2022 is over
2022 - The Seeds Are Sown
Well, 2022 is almost over, and while Flower did not meet its goals during 2022 it certainly has gone quite a bit forward. Like stated previously, my original goal was to be able to handle Advent of Code with the language, but I was pretty sure already in October it wouldn't happen.
Anyways, this is a bit of a overview of current state and my current ideas for the future.
So what happened December?
Nothing concrete. I changed 0 lines of code, made 0 changes to the specification, and basically took a break from the entire thing.
I looked at first day of advent of code, and quite quickly realised that I would basically need to write the programs in C and then use Flower's FFI to wrap around it.
It would've been C but worse. I saw little reason to carry on with this year's AoC with Flower.
So Is Flower dead before it began, like the precedessors of its namesake?
No. Far from it. I actually have plenty of motivation to carry on, but it'll have to wait for a bit. Real life got in the way a bit, but that's not all bad -- even for the language itself.
Refined direction for the language
I've had the questionable honour of having to deal with FORTRAN code as of late. Having taken a closer look at Julia, Python and FORTRAN I can see a niche that Flower could well fit in.
Even with the current design Flower has features that fit well with domains where currently either Julia, Python or FORTRAN are the usual choices. This is not entirely surprising, as Flower always had some ideas about how math-heavy code should be handled. But now that I've dealt with that domain again in the usual languages. I can see that there actually could be a spot for Flower there not out of "it can do the job" but from actually "it fits the job better than alternatives".
I actually think that technically C++ would be better fit than either Julia, Python or FORTRAN for scientific / simulation domain. Its problem is that learning to write decent C++ code takes way too long.
Even less surprisingly, this has somewhat upped my motivation to continue working with Flower and given me some insight on where most attention needs to be paid.
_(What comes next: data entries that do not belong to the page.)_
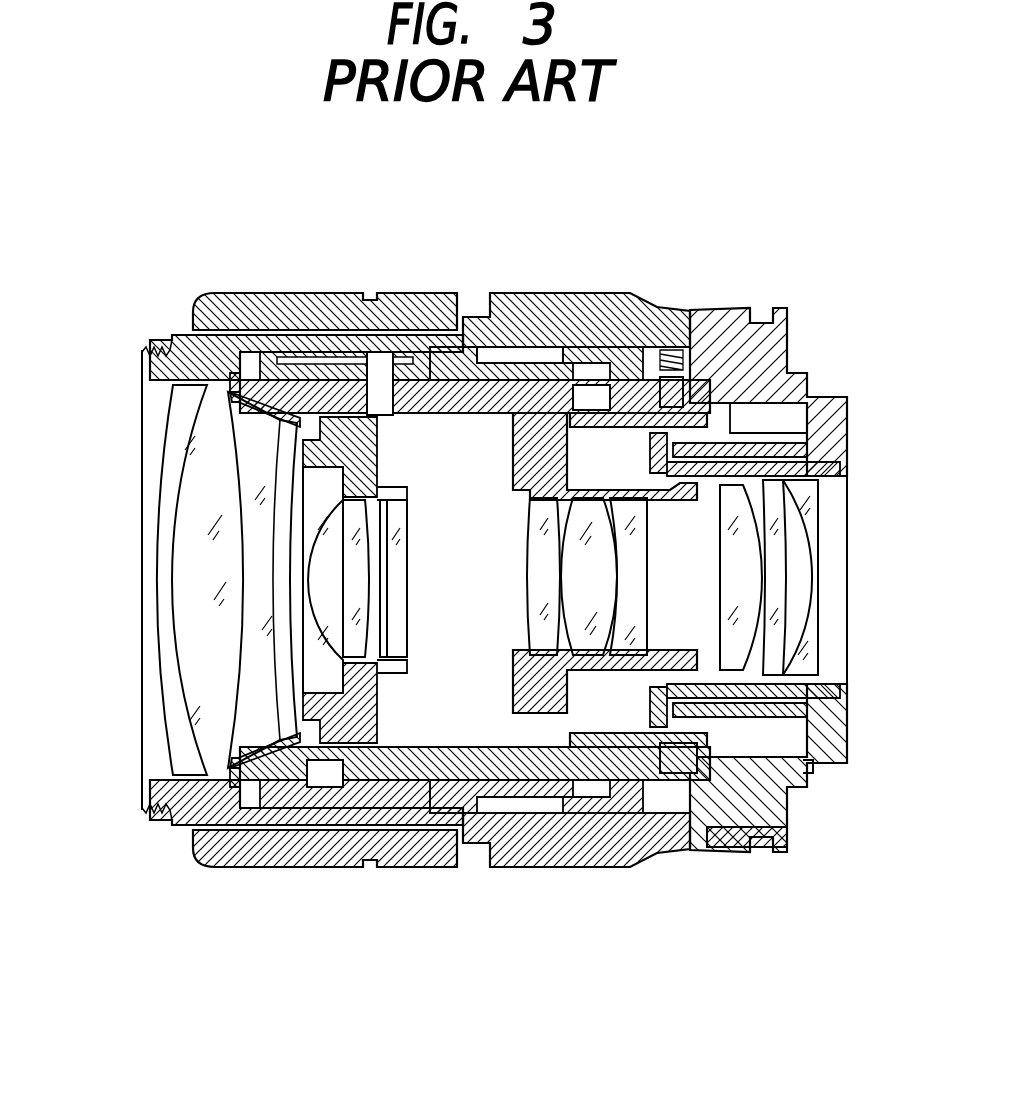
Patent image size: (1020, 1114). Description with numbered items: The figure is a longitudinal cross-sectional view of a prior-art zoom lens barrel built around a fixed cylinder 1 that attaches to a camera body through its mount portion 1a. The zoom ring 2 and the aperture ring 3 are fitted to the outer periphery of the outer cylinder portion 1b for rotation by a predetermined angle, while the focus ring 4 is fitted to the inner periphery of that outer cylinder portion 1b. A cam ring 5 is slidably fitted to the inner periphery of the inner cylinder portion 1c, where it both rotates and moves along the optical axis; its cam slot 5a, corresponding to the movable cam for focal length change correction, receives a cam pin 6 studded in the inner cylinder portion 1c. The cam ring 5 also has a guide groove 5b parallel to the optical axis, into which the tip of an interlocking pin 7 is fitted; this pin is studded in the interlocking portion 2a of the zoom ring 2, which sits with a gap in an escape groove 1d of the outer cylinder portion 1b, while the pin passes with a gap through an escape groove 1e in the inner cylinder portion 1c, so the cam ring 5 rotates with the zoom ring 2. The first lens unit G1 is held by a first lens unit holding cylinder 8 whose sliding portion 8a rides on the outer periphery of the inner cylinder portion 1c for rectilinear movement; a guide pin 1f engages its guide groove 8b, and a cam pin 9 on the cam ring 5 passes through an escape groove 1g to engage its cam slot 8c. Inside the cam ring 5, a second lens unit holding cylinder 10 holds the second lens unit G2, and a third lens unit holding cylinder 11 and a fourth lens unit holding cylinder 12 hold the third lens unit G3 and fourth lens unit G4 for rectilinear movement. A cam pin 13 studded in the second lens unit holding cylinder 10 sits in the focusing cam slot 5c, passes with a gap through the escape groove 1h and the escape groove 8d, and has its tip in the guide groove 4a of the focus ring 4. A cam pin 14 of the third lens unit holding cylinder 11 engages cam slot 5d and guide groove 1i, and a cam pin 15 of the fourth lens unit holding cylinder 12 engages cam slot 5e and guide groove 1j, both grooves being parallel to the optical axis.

The fixed cylinder 1 is at (773, 343).
The mount portion 1a is at (813, 773).
The outer cylinder portion 1b is at (521, 320).
The inner cylinder portion 1c is at (213, 305).
The escape groove 1d is at (655, 330).
The escape groove 1e is at (727, 340).
The guide pin 1f is at (268, 305).
The escape groove 1g is at (215, 845).
The escape groove 1h is at (325, 350).
The guide groove 1i is at (540, 350).
The guide groove 1j is at (672, 780).
The zoom ring 2 is at (603, 330).
The interlocking portion 2a is at (690, 375).
The aperture ring 3 is at (722, 848).
The focus ring 4 is at (290, 808).
The guide groove 4a is at (345, 362).
The cam ring 5 is at (547, 785).
The cam slot 5a is at (440, 414).
The guide groove 5b is at (733, 417).
The cam slot 5c is at (415, 340).
The cam slot 5d is at (655, 348).
The cam slot 5e is at (625, 780).
The cam pin 6 is at (473, 414).
The interlocking pin 7 is at (790, 368).
The first lens unit holding cylinder 8 is at (180, 832).
The sliding portion 8a is at (262, 843).
The guide groove 8b is at (303, 340).
The cam slot 8c is at (500, 800).
The escape groove 8d is at (480, 340).
The cam pin 9 is at (330, 820).
The second lens unit holding cylinder 10 is at (340, 790).
The third lens unit holding cylinder 11 is at (520, 695).
The fourth lens unit holding cylinder 12 is at (837, 690).
The cam pin 13 is at (383, 352).
The cam pin 14 is at (580, 385).
The cam pin 15 is at (682, 848).
The first lens unit G1 is at (236, 649).
The second lens unit G2 is at (397, 557).
The third lens unit G3 is at (553, 617).
The fourth lens unit G4 is at (745, 627).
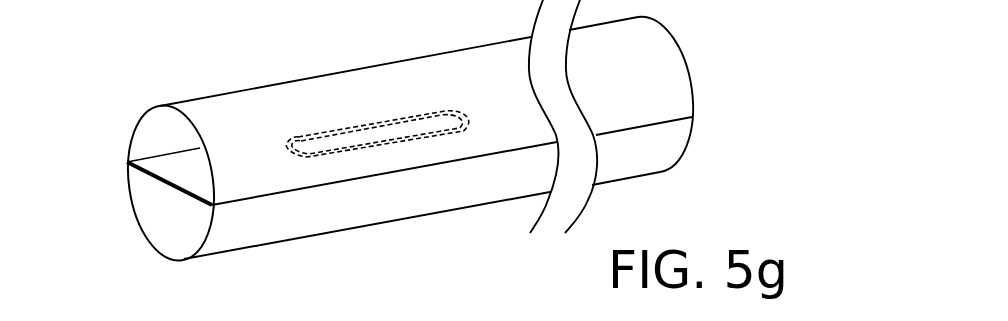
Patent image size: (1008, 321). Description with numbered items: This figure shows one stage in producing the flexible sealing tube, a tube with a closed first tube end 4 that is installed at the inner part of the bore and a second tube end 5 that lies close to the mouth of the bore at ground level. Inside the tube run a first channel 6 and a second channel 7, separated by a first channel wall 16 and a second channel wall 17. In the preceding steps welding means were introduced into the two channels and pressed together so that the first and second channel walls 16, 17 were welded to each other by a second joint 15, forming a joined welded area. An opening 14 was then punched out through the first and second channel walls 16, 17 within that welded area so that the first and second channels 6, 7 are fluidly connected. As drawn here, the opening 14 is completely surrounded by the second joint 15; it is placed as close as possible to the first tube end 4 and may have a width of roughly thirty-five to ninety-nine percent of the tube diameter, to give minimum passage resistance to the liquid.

The first tube end 4 is at (128, 190).
The second tube end 5 is at (693, 82).
The first channel 6 is at (168, 131).
The second channel 7 is at (182, 227).
The opening 14 is at (353, 142).
The second joint 15 is at (377, 120).
The first channel wall 16 is at (180, 173).
The second channel wall 17 is at (150, 201).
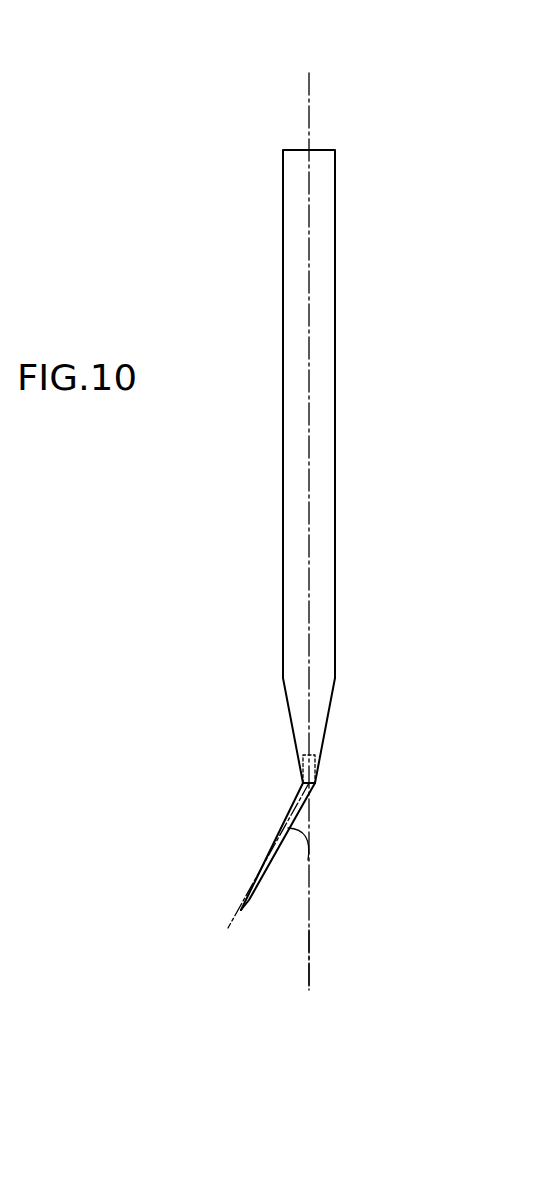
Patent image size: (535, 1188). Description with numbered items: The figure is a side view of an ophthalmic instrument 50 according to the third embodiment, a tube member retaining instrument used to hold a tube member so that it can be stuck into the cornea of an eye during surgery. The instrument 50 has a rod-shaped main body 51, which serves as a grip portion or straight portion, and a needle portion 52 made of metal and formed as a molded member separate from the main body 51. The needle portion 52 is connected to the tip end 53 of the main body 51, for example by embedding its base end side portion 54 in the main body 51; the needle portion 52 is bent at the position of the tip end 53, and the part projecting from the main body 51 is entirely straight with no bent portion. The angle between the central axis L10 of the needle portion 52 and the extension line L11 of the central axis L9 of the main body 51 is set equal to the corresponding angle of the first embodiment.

The instrument 50 is at (170, 160).
The main body 51 is at (327, 408).
The needle portion 52 is at (256, 887).
The tip end 53 is at (311, 784).
The base end side portion 54 is at (321, 755).
The central axis L9 is at (309, 268).
The central axis L10 is at (289, 827).
The extension line L11 is at (310, 962).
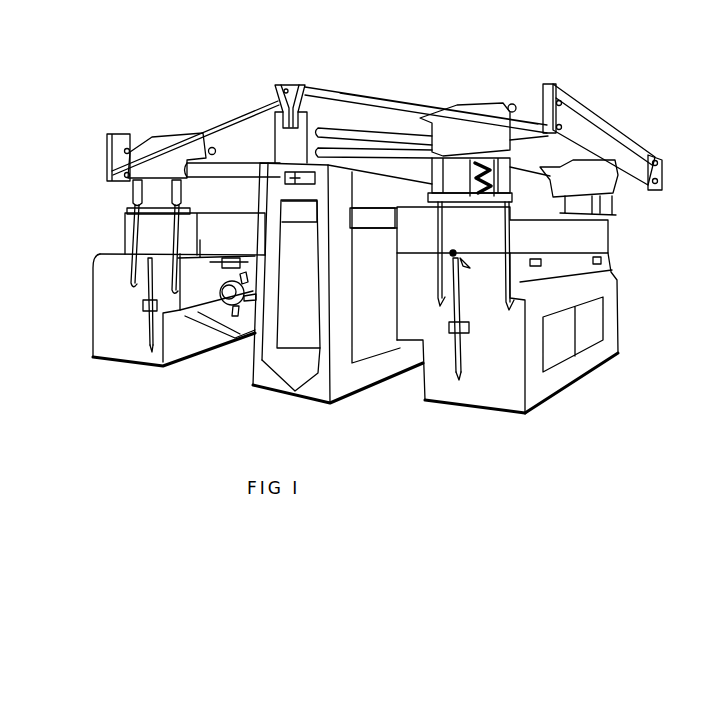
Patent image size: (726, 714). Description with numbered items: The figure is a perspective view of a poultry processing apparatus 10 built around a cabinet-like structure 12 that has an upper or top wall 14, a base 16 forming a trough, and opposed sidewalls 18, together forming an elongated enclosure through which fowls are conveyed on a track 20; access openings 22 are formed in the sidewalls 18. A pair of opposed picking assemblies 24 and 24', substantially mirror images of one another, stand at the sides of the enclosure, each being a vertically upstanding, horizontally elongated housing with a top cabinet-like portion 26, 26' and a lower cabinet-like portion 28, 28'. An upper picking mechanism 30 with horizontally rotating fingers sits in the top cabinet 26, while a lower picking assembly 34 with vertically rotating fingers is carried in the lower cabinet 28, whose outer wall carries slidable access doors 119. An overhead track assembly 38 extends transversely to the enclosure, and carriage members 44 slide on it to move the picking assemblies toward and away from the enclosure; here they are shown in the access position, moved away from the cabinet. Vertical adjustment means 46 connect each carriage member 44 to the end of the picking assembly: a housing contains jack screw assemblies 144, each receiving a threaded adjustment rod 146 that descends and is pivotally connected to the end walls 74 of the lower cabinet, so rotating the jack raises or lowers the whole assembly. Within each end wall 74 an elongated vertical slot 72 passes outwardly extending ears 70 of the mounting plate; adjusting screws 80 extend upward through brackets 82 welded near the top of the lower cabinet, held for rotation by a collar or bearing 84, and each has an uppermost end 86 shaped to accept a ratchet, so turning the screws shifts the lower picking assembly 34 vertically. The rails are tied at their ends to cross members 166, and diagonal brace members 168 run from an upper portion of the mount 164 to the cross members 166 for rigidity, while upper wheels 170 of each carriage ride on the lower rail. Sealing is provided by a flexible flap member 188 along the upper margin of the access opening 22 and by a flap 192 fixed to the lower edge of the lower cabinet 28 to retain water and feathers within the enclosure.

The poultry processing apparatus 10 is at (400, 90).
The cabinet-like structure 12 is at (362, 396).
The upper or top wall 14 is at (262, 171).
The base 16 is at (265, 386).
The sidewalls 18 is at (330, 300).
The track 20 is at (295, 186).
The access openings 22 is at (312, 277).
The picking assembly 24 is at (650, 325).
The picking assembly 24' is at (144, 310).
The top cabinet-like portion 26 is at (527, 230).
The top cabinet-like portion 26' is at (166, 234).
The lower cabinet-like portion 28 is at (590, 333).
The lower cabinet-like portion 28' is at (153, 308).
The upper picking mechanism 30 is at (230, 258).
The lower picking assembly 34 is at (225, 291).
The overhead track assembly 38 is at (581, 90).
The carriage members 44 is at (172, 138).
The vertical adjustment means 46 is at (120, 189).
The ears 70 is at (148, 334).
The elongated vertical slot 72 is at (150, 346).
The end walls 74 is at (152, 357).
The adjusting screws 80 is at (146, 289).
The brackets 82 is at (463, 262).
The collar or bearing 84 is at (462, 252).
The uppermost end 86 is at (151, 254).
The slidable access doors 119 is at (552, 357).
The jack screw assemblies 144 is at (186, 197).
The adjustment rod 146 is at (513, 227).
The mount 164 is at (289, 88).
The cross members 166 is at (115, 135).
The brace members 168 is at (212, 120).
The upper wheels 170 is at (220, 150).
The flexible flap member 188 is at (360, 213).
The flap 192 is at (194, 318).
In other good news, this doesn't even change the design. Just the initial focus points.
What I imagine would make Flower better than alternatives?
How I see it, the language needs to be relatively simple, after all, it's probably not all software engineers, but also scientists using it. Python probably is going to stay simpler to start than Flower, but I hope I can beat Julia. Definitely can beat FORTRAN or C++.
The language needs to encourage structure. I find Julia, Python and FORTRAN all quite lacking in this department. C++ has the necessary features, but it doesn't really encourage their use - and there are way too many tutorials and courses both online and off that outright skip reasonable structuring in favour of proven-to-be-bad practices. Flower, like Python, has metaclasses, but it also handles usual POD structures more elegantly.
The language needs to be performant. Python completely drops the ball here, as optimising python code is usually just rewriting the Python parts with more efficient languages. But Julia, FORTRAN and C++ all can be used with LLVM. That makes them all quite performant, and existing FORTRAN and C++ code has been optimised to the death. It's unlikely Flower can match that in a while, but hopefully we can get close. What I think Flower has here, is its ABI typing which, as noted before, can work as a reasonable way to handle heterogenous programming, which I see could open quite significant possibilities in performance department though. C++ seems to aim to do heterogenous programming at some point as well, so we'll keep an eye on it.
I have no idea if any of these will actually materialise, but there certainly seems to be a reason to think Flower could be useful in the domain.
So, where does this leave Flower development? Not too much actually has changed. I still need to finish base features, but the need to get working with the standard library became painfully obvious when I looked at the Advent of Code.
Unfortunately, I'll probably still be unable to work with Flower in January due to time constraints. But I guess I could set the next goal to be able to start working on the standard library in June.
Let's see if that goal will fail as well. It is quite tight (mostly since Flower has no module system currently, and I can see design & implementation of that taking easily more than a month), and I suck with setting reasonable timeframes for milestones, but there's one.
Happy New Year 2023. Hope it will be more boring than the previous years.